James Blundell developed an interest in the medical field, and studied at Guy's Hospital in London under his uncle John Haighton. Like his uncle, who had developed several instruments still used today for the delivery of babies, James specialized in the field of obstetrics.
In 1818, Blundell determined that a blood transfusion would be appropriate to treat a severe postpartum hemorrhage. He had seen many of his patients dying in childbirth, and tried to concoct a way to remedy to this. However, he was also familiar with the work of Dr. John Leacock who said that the transfer of blood from one species would be harmful to another. He conducted a series of experiments using animals, and observed that as long as the blood was transfused quickly, a transfusion would be successful with a syringe even after it had been collected in a container. He also discovered the importance of letting all the air out of a syringe prior to the transfusion.
Although there is some conflict between whether his first successful transfusion occurred in 1818 or 1829, it seems more likely that in 1829 he performed the first successful human to human transfusion. Regardless of the date, it is agreed upon that Dr. Blundell extracted four ounces of blood from the arm of the patient's husband using a syringe, and successfully transfused it into the patient. Over the course of five years, he conducted ten documented blood tranfusions, five of which were beneficial to the patients, and published these results. During his life he also devised many instruments for the transfusion of blood, many of which are still in use today.
Dr. Blundell never married, but lived with his grand niece Mary Ann Harriet Noyes. From the 1871 British Census, we know he was living at 80 Piccadilly in London, but he also had a home in Westminster at No. 1 Great George Street. He is also known to have continued the Blundell family practice of owning land, likely on the outskirts of London or in Lancashire.
James Blundell died on January 15, 1878 in London.
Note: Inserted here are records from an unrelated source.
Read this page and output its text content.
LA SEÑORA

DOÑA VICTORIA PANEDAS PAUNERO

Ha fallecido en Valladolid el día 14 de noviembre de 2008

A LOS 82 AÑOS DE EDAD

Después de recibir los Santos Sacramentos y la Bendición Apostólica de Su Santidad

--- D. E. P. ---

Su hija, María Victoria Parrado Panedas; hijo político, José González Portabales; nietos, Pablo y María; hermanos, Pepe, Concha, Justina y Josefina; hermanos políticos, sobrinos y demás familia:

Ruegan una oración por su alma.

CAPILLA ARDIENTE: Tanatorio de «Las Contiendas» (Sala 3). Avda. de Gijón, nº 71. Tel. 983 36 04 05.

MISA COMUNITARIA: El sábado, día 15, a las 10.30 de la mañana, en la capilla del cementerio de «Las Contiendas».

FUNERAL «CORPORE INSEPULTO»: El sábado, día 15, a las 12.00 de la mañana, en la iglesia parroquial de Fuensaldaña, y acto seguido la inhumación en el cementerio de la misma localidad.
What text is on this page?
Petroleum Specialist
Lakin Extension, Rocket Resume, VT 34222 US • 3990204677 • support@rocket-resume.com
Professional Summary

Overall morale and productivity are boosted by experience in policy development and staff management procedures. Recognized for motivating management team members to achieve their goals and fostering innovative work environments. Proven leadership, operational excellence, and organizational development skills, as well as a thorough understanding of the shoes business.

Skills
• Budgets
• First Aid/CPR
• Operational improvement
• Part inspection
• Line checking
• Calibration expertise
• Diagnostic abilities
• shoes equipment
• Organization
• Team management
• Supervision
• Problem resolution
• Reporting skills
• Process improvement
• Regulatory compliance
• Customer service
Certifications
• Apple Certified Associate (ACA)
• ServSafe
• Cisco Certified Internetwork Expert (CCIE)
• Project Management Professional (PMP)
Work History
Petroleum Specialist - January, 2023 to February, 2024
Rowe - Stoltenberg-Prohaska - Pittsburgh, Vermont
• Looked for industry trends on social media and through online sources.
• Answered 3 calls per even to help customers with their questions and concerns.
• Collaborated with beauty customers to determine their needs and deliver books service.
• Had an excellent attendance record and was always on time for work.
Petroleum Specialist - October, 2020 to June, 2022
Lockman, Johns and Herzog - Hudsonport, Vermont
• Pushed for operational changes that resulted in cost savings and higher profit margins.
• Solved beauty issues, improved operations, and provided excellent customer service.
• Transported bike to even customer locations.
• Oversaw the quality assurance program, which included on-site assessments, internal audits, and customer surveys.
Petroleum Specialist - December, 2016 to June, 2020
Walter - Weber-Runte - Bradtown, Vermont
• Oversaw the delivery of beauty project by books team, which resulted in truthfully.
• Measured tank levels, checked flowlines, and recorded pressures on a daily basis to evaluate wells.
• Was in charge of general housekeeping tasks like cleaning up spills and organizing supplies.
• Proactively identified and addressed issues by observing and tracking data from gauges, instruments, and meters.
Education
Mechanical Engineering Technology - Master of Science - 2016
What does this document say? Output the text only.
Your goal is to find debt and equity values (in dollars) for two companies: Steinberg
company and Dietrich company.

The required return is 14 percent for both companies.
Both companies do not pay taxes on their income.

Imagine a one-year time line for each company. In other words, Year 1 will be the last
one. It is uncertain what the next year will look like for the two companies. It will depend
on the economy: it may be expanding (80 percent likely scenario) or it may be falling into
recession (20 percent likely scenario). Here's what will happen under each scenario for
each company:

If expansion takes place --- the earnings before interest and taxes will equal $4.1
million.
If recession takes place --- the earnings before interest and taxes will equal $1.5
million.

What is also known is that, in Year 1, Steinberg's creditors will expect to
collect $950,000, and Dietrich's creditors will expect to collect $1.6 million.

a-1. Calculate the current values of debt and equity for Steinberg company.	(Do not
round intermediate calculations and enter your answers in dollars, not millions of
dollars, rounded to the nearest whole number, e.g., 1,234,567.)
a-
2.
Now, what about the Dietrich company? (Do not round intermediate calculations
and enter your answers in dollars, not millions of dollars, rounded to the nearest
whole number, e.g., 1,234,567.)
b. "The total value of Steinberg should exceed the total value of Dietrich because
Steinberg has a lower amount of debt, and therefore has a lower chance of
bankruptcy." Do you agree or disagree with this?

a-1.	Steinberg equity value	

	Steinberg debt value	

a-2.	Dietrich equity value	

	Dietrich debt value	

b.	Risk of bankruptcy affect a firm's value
His will, dated April 11, 1857 with a codicil of March 27, 1876, was proven on January 29 by his nephew Dr. George Augustus Frederick Wilks. Apparently life for Dr. Blundell was not too bad. His estate was valued at £350,000 at the time, today equivalent of £20,765,920.44 ($37,934,856.89 American). Much of it was left to his niece Sarah Haighton Noyes (née Wilks) whose husband Henry Crine Noyes had died five years earlier.